- The Washington Times - Sunday, February 11, 2018

GOP senators unveiled President Trump’s enforcement-heavy immigration bill Sunday, ponying up their ante as Congress begins a three-week sprint to try to find a solution to border security and illegal immigrant “Dreamers.”

The plan, led by Sens. Charles E. Grassley and John Cornyn, could legalize as many as 1.8 million Dreamers in exchange for some of the biggest enforcement changes in two decades.

They proposed $25 billion to build a border wall, an end to the catch-and-release policies that free illegal immigrants into the interior of the U.S., new faster deportations for visitors who overstay their permits, and permanently authorizing the E-Verify system that some businesses use to check their workers’ legal status.

The GOP proposal would also eliminate the Diversity Visa Lottery and reuse those visas to lower the existing immigration backlog.

And the senators called for much stricter limits on extended family who can be sponsored for future immigration — though parents would still be allowed to come on generous visitor visas. The stricter limits would be delayed until after the current family-based immigration backlog is cleared.
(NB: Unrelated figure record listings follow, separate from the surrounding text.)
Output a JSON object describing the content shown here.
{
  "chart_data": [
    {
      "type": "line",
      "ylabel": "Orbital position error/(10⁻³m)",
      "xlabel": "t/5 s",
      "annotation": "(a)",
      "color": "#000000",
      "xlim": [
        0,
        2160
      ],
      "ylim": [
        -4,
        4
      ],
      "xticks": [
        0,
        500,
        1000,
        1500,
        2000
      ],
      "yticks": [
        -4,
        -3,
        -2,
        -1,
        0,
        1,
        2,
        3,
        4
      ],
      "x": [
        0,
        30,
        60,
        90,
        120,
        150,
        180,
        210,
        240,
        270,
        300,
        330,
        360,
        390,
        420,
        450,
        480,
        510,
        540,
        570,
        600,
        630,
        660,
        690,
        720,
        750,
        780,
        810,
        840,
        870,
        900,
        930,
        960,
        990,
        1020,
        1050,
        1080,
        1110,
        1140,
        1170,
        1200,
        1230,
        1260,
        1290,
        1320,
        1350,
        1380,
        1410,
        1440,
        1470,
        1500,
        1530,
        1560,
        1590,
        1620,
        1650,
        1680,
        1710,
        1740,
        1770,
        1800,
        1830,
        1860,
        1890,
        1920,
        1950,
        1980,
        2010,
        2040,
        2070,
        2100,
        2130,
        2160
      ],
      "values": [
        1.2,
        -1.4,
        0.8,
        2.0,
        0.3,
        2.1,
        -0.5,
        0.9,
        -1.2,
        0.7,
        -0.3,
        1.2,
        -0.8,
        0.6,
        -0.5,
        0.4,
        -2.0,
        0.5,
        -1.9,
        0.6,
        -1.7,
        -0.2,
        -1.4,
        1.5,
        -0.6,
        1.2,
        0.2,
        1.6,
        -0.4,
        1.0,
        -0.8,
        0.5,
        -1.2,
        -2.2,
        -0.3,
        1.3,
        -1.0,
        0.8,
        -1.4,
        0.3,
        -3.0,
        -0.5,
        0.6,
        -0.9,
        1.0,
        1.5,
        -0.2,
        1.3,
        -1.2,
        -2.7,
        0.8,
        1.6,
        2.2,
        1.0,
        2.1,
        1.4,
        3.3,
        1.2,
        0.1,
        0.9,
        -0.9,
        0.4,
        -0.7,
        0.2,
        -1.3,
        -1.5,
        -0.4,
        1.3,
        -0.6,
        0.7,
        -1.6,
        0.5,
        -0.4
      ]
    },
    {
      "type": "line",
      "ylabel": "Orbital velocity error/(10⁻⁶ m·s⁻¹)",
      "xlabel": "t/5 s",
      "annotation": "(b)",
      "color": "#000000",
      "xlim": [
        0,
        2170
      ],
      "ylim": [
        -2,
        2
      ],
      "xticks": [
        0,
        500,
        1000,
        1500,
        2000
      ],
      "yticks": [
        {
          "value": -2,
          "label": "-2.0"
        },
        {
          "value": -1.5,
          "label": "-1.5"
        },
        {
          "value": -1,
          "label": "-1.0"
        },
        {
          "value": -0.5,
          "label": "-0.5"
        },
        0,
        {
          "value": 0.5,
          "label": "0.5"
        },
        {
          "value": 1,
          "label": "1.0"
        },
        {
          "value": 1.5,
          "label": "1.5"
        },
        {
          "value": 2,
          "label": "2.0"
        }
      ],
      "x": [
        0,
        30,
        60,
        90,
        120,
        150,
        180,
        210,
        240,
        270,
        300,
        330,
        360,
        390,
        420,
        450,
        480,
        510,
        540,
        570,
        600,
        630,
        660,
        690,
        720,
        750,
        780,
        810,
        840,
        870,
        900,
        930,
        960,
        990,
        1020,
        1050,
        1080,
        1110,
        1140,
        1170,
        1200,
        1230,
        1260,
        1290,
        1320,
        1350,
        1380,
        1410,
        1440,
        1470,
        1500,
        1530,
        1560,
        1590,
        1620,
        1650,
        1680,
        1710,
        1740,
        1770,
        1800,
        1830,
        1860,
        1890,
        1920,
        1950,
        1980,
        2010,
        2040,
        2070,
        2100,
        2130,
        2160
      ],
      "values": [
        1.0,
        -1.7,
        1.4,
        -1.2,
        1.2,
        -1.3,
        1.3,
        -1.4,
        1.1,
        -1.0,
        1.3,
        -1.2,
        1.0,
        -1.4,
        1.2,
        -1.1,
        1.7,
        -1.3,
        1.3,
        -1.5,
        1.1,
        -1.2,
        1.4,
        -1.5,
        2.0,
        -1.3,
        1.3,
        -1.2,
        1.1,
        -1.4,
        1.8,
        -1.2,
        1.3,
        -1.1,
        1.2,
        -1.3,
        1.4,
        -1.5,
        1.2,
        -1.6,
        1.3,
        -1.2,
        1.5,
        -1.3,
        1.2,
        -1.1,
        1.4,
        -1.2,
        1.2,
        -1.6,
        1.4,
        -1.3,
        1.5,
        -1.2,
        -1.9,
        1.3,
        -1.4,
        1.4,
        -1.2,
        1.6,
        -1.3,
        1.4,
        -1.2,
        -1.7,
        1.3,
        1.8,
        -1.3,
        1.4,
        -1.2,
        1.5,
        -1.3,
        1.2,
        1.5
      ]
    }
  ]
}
This is a rare opportunity to fix a real problem and protect the country in a thoughtful and compassionate way,” Mr. Grassley said. “We simply have to correct the loopholes in current law that allow dangerous criminals to enter and remain at large in our country.”

He said the plan has the backing of Mr. Trump, who had called for a four-point framework to deal with legalizing illegal immigrant Dreamers.

The plan both expands on Mr. Trump’s security proposals — E-Verify and a crackdown on repeat-illegal immigrants were not explicitly part of the president’s framework — while also making changes to ensure that overall legal immigration numbers aren’t reduced. That’s something most Democrats and Republicans on Capitol Hill have said is non-negotiable.

Still, the price tag of the wall and the other security changes are likely to be difficult to swallow for Democrats, who have indicated no willingness to crack down on current illegal immigrants as part of the ongoing negotiations.